Questo contenuto è stato pubblicato il 15 luglio 2011 - 09:53
(Keystone-ATS)

La Siria ha accusato l'Occidente di volere "ripetere all'Onu quello che è accaduto con l'Iraq". L'ambasciatore di Damasco alle Nazioni Unite, Bashar Jaafari, ha puntato il dito contro i diplomatici occidentali citando un libro di Mohammed El Baradei, ex direttore dell'Agenzia Internazionale per l'Energia Atomica (Aiea), secondo cui Baghdad non aveva armi di distruzione di massa.

"Viviamo nell'età dell'inganno", ha tuonato Jaafari fuori dall'aula del Consiglio di Sicurezza riunito sul dossier nucleare siriano, sfogliando le pagine scritte dall'egiziano El Baradei, intitolate appunto 'The Age of Deception', che narra dei tentativi di trovare armamenti illegali nell'Iraq di Saddam Hussein.

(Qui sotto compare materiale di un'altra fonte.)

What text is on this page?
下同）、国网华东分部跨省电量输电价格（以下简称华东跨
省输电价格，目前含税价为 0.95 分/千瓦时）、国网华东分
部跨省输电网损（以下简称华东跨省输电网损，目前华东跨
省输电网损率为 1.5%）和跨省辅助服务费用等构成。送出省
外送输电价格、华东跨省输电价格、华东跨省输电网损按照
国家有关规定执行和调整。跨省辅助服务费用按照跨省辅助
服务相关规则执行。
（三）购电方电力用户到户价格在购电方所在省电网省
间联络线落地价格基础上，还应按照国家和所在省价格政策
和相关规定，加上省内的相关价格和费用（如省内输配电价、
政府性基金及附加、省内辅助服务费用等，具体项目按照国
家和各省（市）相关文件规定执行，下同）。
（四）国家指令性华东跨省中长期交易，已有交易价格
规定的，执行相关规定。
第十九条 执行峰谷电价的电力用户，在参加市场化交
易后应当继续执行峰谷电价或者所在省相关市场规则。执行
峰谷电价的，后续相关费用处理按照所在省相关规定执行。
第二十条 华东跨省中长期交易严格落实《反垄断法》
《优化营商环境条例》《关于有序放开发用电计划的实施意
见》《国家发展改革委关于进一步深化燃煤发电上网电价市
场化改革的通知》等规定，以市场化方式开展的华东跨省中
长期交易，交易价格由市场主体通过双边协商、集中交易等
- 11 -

L'ex direttore dell'Aiea, dato tra i possibili presidenti dell'Egitto post-Mubarak, ha scritto un libro di memorie in cui racconta le pressioni degli Stati Uniti di George W. Bush per avere le prove che l'Iraq di Saddam Hussein possedesse armi di distruzioni di massa, prove che non sono mai state trovate dall'agenzia internazionale.

La Siria, comunque, continua ad essere sotto attacco da parte dei Paesi occidentali, in primis gli Stati Uniti. L'ambasciatore Usa a Damasco, Robert Ford, ha detto che il regime di Bashar al Assad rischia di essere "spazzato via dalla piazza", se non ci saranno riforme che vadano incontro alle richieste dei cittadini in rivolta.